The brief: With a tradition of producing limited edition bottles, Pernod Ricard UK wanted its latest launch for vodka brand Absolut to stand out. The brief was to take the limited to concept to a “new extreme”
Client: Pernod Ricard UK
Brand: Absolut Vodka
Design: Family Business
UK launch date: September 2012
Brands are obsessed with getting the right look for their packaging – a carefully orchestrated approach to colour and branding to achieve a consistent look. Pernod Ricard is no different but its latest campaign for a limited edition Absolut Vodka bottle had an unpredictable feel – a random element of inconsistency that makes each bottle unique.
Absolut Unique hit stores last month offering a neat twist to one-off editions. Nearly four million bottles have been manufactured for the edition and not one of them is the same – the spray painted look is generally unique.
“We have a long history of producing limited edition bottles but with Absolut Unique we wanted to take the concept to a new extreme,” explains Pernod Ricard UK marketing manager Adam Boita.
The brief was to create a “visual representation” of what the brand represents. According to Boita, the bottles needed to add depth and reinforce the “brand manifesto” – it’s about “transcending the conventional to create the exceptional”.
There was nothing conventional about the execution. The project was created in-house by Pernod Ricard and its design agency Family Business. The digital campaign assets were developed by Great Works. And what they wanted was a “one of a kind” look.
“We believe the limited edition bottles provide our customers with additional sales and profit opportunities when supported by maximum standout in-store or back-of-bar, to drive consumer visibility and interaction,” says Boita. “Our customers are all unique, so we wanted to give them each a one-of-a-kind bottle as individual as they are.” To get that stand out, a series of bright colours and patterns were developed.
“The striking look was achieved by colour contrasts and a white matte paper label that features each bottle’s unique number,” adds Boita. “Although the design is described by some as ‘street art’, this isn’t a style we intentionally set out for but is a result of the splash gun machinery and colourful paint used. The bottles have also been referred by others as a bit ‘mad scientist’.” To make the bottles come alive, Pernod Ricard had plenty of work to do on the production side. Getting the effect right meant the entire production line had to be re-engineered. In total, 35 different colours were used and 51 pattern types were applied to nearly four million bottles.

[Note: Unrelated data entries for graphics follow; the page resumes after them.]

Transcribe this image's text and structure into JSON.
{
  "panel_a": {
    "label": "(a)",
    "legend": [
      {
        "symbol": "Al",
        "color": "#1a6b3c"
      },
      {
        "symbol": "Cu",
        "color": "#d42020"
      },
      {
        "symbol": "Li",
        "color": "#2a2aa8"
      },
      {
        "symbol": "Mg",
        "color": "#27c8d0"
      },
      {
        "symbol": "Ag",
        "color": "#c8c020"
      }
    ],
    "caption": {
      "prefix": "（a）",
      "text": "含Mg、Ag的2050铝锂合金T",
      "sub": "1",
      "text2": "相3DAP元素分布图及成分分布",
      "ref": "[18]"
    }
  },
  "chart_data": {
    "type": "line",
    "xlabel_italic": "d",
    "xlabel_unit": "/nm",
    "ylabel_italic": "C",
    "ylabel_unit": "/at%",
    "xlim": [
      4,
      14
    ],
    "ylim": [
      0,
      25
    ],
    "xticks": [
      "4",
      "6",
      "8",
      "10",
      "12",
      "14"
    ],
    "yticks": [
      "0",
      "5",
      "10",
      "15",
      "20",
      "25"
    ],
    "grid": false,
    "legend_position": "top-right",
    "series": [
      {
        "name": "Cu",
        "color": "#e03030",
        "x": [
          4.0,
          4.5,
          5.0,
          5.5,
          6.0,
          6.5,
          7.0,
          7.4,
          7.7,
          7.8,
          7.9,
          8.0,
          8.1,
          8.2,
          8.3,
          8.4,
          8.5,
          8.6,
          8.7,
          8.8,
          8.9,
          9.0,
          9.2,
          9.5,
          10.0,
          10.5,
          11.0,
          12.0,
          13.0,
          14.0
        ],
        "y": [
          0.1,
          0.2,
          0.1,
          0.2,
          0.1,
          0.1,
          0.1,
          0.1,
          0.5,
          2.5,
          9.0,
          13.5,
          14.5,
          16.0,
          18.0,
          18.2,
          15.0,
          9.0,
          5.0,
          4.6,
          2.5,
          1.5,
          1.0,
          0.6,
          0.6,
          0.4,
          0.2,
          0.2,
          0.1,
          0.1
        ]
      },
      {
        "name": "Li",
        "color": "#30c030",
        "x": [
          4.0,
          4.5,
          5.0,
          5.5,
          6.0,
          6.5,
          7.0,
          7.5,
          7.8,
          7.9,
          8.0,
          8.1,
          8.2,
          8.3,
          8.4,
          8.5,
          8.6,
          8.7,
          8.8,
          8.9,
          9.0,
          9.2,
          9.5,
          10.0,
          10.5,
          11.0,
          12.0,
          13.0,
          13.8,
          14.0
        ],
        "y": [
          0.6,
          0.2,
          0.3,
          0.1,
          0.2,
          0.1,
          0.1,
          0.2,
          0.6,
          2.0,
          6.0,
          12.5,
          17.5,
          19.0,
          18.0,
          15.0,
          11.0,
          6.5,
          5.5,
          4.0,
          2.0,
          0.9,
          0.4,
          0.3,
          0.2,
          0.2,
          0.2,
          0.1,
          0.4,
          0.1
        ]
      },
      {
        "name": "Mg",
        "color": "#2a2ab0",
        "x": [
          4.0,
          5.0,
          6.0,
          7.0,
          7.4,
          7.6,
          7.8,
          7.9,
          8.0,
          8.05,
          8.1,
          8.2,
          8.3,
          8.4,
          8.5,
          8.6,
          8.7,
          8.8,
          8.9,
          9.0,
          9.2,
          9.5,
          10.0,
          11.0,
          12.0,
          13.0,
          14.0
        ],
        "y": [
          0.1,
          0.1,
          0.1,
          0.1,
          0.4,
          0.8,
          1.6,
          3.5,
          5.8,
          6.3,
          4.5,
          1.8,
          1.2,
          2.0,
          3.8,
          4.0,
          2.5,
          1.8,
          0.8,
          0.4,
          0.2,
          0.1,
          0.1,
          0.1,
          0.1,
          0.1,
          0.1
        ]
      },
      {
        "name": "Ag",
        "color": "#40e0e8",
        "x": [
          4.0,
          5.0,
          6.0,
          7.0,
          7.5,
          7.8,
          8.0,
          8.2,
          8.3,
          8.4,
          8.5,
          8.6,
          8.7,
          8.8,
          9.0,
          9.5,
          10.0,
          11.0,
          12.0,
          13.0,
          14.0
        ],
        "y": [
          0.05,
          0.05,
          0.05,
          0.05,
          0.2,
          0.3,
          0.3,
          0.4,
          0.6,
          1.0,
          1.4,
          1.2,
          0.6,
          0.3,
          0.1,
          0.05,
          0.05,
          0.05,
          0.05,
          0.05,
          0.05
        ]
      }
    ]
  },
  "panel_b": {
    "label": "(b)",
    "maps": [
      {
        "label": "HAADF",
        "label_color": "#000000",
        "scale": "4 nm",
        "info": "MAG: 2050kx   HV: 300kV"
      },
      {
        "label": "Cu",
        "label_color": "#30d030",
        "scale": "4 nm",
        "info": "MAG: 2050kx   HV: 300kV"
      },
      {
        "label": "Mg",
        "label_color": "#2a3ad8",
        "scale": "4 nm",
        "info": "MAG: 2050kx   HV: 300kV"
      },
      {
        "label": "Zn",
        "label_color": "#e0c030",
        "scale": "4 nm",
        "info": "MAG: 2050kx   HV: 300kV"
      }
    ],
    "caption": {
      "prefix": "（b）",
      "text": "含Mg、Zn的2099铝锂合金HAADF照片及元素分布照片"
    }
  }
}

Boita explains: “It required a complex interaction of human and mechanical elements and a carefully orchestrated randomness to achieve the desired end result. Splash guns and colour generating machines were set up and complex coating, pattern and placement algorithms were programmed within the spray heads in order to ensure that no two bottles would be alike.”
The concept development, exploration, testing and planning of Absolut Unique took more than a year and decorating the bottles took several months of production time.
Priced at £21.50, Absolut Unique was launched into the travel retail market in September and will appear in “prestige retailers” this month. Pernod Ricard’s Boita describes the project as one of the brand’s most “inimitable, technically advanced and colourful bottle campaigns ever, offering one-off pieces”.
“The concept of Absolut Unique expresses our passion of design and creativity, and our unshakable confidence in doing things that have never been done before,” he adds. “As a brand we are pioneering, constantly evolving and challenging conventions – our limited edition bottles evolve from this ethos.”
This is far from Absolut’s first limited edition; yet its eye-catching colours and uniqueness are sure to give Absolut an edge in a crowded market. It’s an instant collector’s item; and whether you call the look “street art” or “mad scientist”, you’ll probably want one.